Work poised to begin on another tunnel in Seattle

SPU photo/flickr [enlarge]
Crews will start tunneling operations in the next two weeks on an 8-foot-diameter conveyance pipe that will connect to a future 2.7-mile storage tunnel for holding combined sewer overflows.

Crews are expected to start digging by the end of the month on an 8-foot-diameter tunnel that will run under the Lake Washington Ship Canal to a future 2.7-mile storage tunnel along the canal. The smaller tunnel will run 647 feet between vertical drop shafts in Queen Anne and Fremont.

Inside the 8-foot-diameter casing will be a 42-inch-diameter conveyance pipe that will carry stormwater and sewage to the future storage tunnel during big storms. An 18-inch-diameter conveyance pipe will also be located within the casing. This smaller pipe will also carry stormwater and sewage to the storage tunnel, but during smaller storms. Using the smaller pipe during smaller storms is expected to alleviate low velocity flows — and the risk of sediment deposits — in the 42-inch-diameter pipe.

Seattle Public Utilities says the smaller tunnel will follow a continuous curve below the canal, dodging an existing tunnel holding SPU utility lines and another that moves wastewater for King County. The agency says the slightly more complex curved tunnel saved it from the expense of digging deeper or moving the tunnel's shaft sites off the public right of way, which would have impacted the community much more.

The smaller tunnel is part of the $570 million Ballard-to-Wallingford storage tunnel project that will reduce polluted stormwater and sewage that flow into the Ship Canal, Salmon Bay and Lake Union. SPU and King County Wastewater Treatment Division are leading the project, where the tunneling machine named MudHoney is building the main tunnel.

MudHoney recently passed the halfway point for digging the nearly 19-foot-diameter main tunnel. As of last Thursday, the machine had tunneled 7,137 feet of its 13,946-foot path.

When operational in 2025, the ship canal tunnel will store up to 29.6 million gallons of combined sewer overflows during heavy storms that would otherwise make their way into local waters through seven outfalls. Those CSOs will be stored until they can be processed at the West Point Treatment Plant.
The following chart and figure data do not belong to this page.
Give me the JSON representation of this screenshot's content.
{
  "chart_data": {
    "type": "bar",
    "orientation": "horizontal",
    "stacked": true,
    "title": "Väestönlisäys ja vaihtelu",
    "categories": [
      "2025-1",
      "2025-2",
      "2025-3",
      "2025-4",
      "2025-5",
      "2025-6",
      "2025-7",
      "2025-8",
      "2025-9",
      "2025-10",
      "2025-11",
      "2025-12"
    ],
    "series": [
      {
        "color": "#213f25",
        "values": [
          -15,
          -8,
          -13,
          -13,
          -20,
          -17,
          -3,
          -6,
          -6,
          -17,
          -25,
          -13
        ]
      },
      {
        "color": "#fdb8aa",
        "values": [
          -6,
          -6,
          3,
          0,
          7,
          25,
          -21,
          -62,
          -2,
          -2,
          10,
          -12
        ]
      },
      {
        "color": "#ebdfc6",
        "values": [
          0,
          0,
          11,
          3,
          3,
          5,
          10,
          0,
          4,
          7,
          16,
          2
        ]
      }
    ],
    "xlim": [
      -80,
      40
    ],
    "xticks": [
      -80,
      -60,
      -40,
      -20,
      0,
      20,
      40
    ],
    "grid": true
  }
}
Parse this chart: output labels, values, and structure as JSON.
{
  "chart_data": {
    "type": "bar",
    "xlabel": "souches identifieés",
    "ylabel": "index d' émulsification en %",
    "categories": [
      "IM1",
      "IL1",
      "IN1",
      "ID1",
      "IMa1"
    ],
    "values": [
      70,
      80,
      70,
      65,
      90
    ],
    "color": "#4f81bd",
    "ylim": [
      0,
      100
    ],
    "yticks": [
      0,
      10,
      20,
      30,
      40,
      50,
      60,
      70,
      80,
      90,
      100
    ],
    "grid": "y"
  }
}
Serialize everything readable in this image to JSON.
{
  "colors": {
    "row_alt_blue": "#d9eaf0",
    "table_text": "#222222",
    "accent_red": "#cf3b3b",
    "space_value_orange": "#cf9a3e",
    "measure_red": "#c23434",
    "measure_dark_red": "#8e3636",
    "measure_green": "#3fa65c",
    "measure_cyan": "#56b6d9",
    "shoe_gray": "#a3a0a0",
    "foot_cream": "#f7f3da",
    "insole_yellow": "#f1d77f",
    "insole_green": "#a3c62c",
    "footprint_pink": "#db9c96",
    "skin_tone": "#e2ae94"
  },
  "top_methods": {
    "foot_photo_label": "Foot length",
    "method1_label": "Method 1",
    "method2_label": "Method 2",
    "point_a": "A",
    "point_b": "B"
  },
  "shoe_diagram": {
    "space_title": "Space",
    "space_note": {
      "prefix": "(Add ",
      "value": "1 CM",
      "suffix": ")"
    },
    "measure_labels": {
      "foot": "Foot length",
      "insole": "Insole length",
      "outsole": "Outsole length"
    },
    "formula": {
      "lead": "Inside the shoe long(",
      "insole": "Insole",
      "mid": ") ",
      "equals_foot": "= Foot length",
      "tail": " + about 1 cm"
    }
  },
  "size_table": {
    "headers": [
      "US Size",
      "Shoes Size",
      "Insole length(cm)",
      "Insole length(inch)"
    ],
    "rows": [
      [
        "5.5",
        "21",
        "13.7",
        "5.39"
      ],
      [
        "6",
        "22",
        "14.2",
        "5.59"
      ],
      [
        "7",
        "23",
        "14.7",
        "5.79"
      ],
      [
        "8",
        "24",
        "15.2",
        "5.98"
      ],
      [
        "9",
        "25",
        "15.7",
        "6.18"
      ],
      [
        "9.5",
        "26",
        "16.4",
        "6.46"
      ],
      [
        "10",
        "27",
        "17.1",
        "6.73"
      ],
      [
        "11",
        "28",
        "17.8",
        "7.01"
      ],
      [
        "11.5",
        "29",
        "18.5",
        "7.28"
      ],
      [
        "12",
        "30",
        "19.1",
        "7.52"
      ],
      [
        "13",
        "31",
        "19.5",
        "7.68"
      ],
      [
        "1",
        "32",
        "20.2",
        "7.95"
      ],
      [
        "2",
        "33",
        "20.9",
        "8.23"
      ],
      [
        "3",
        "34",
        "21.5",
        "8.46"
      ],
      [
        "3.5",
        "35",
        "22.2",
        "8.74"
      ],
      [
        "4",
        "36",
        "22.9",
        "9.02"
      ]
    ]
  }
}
Lane Construction Co. is building the main tunnel and Jacobs is the construction management consultant. The rest of the team includes McMillen Jacobs Associates (no affiliation) of Seattle as design engineer for the storage tunnel and a pump station. Kennedy Jenks is the designer of the smaller conveyance pipeline. Northwest Boring Co. is building the smaller tunnel as a subcontractor to Lane.